A MUM who needed a blood transfusion after the birth of her son is now urging people to become donors.
Lois Murtuja needed a transfusion after the traumatic birth of Zach, now a happy and healthy toddler.
Baby Zach weighed in at 10lb 7oz son when he was born in Doncaster Royal Infimary in November 2008.
Mum Lois had enjoyed a healthy and un-eventful pregnancy and didn’t anticipate any problems in delivering her son.
But Zach’s induced arrival was difficult and soon after he was born, Lois, 37, began seeing black dots before her eyes and then she passed out as she had lost so much blood during the delivery.
Tests showed that her iron levels were low and she was given 700ml of blood to aid her recovery.

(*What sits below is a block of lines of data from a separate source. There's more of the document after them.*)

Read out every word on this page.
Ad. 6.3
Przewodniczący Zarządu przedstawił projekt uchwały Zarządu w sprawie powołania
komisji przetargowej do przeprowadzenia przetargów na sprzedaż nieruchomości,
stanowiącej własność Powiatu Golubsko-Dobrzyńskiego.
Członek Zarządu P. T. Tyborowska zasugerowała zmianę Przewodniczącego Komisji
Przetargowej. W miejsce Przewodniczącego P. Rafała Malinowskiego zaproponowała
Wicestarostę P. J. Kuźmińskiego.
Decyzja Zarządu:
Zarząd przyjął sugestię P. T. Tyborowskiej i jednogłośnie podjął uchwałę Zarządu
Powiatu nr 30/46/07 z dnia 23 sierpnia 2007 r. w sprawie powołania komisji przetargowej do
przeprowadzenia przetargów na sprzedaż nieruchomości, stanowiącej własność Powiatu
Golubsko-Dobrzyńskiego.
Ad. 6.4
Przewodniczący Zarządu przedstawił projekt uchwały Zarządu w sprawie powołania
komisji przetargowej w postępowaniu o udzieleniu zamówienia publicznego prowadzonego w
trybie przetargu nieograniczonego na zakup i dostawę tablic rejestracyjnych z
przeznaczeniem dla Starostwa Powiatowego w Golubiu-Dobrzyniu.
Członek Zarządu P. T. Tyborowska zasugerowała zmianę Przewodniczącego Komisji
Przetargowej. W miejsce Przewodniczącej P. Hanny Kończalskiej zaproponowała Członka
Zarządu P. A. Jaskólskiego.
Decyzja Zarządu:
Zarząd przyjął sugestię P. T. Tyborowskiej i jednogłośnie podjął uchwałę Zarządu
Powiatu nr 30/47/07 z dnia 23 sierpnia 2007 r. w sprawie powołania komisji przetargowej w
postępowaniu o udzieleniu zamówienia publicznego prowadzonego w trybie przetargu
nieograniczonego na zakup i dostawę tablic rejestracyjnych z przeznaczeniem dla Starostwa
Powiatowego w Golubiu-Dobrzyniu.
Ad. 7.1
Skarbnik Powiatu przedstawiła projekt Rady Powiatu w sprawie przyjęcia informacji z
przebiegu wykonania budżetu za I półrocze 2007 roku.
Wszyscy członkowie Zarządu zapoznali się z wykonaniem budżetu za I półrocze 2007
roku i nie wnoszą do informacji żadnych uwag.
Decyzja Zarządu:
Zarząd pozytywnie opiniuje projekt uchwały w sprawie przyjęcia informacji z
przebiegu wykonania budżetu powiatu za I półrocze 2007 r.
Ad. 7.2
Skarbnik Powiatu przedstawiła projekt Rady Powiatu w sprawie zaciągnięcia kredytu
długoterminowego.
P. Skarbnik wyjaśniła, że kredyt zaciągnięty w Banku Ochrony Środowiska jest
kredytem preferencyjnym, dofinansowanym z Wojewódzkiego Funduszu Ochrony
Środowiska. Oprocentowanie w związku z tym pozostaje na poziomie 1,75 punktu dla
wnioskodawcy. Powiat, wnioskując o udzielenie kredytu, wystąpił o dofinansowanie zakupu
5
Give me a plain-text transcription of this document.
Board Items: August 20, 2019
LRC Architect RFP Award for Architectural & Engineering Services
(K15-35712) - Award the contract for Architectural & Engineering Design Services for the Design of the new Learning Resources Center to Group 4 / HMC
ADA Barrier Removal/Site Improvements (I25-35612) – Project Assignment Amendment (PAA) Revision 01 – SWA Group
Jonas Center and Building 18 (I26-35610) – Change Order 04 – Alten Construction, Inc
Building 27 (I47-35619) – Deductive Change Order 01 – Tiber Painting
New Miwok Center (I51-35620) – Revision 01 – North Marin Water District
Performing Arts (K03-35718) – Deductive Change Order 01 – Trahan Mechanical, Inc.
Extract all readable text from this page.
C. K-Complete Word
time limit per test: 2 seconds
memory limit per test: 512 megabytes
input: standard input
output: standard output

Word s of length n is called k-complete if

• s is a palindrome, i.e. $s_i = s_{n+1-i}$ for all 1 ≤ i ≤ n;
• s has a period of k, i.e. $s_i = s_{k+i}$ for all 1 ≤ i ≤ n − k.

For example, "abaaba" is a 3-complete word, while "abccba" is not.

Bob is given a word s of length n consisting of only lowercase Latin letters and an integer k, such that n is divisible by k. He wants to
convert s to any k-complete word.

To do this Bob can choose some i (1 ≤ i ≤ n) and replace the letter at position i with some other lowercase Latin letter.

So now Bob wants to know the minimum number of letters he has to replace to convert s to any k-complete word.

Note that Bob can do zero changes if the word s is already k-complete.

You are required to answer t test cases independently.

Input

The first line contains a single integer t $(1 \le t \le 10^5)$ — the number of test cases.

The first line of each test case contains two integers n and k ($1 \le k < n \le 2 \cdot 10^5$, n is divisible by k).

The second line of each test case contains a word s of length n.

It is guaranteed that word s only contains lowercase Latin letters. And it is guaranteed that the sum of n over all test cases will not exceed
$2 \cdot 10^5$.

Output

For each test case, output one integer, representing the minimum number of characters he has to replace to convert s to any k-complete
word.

Medics could find no obvious reason for Zach’s traumatic arrival. “I can only think that it was down to his size,” said Lois.
She explained that when staff took her blood group details, as is the norm, on arrival in hospital, she thought “I’ll never need that”.
Now she is appealing to people to become donors to help people like her.
She said: “I didn’t realise how physically and emotionally drained I was.
“I just didn’t have the strength to be able to look after Zach as I wanted to and as a new-born demands – even just comforting and feeding was a struggle.
“But having the transfusion gave me some of that strength back and helped me cope.
“I cannot stress how grateful I am and to say thank you so much to those who choose to donate blood – it is such a selfless and valuable act.
“It helped me get back to being myself and to be there for Zach – so thanks from us both.”
Lois’ only regret is that, as a blood recipient, she is not able to donate herself.
Lois, who works for Doncaster Council, told her story to highlight National Blood Week, which led to over 1,700 people in South Yorkshire making a date to donate, and nearly 500 registering to donate for the first time.
Holly Mason, donor relations manager, South Yorkshire said: “We’ve been overwhelmed by the public’s response to our National Blood Week campaign and would like to thank all of the first time and regular donors in Yorkshire and the Humber who made a ‘date to donate’, a simple act that will help to save and improve many lives.
“However, to maintain national blood stocks, we need over 172,000 donations and 21,000 new donors every year in Yorkshire and the Humber alone, and there is a lack of regular young donors.
“We therefore urge the younger generation to make a date to donate and become life savers of the future.”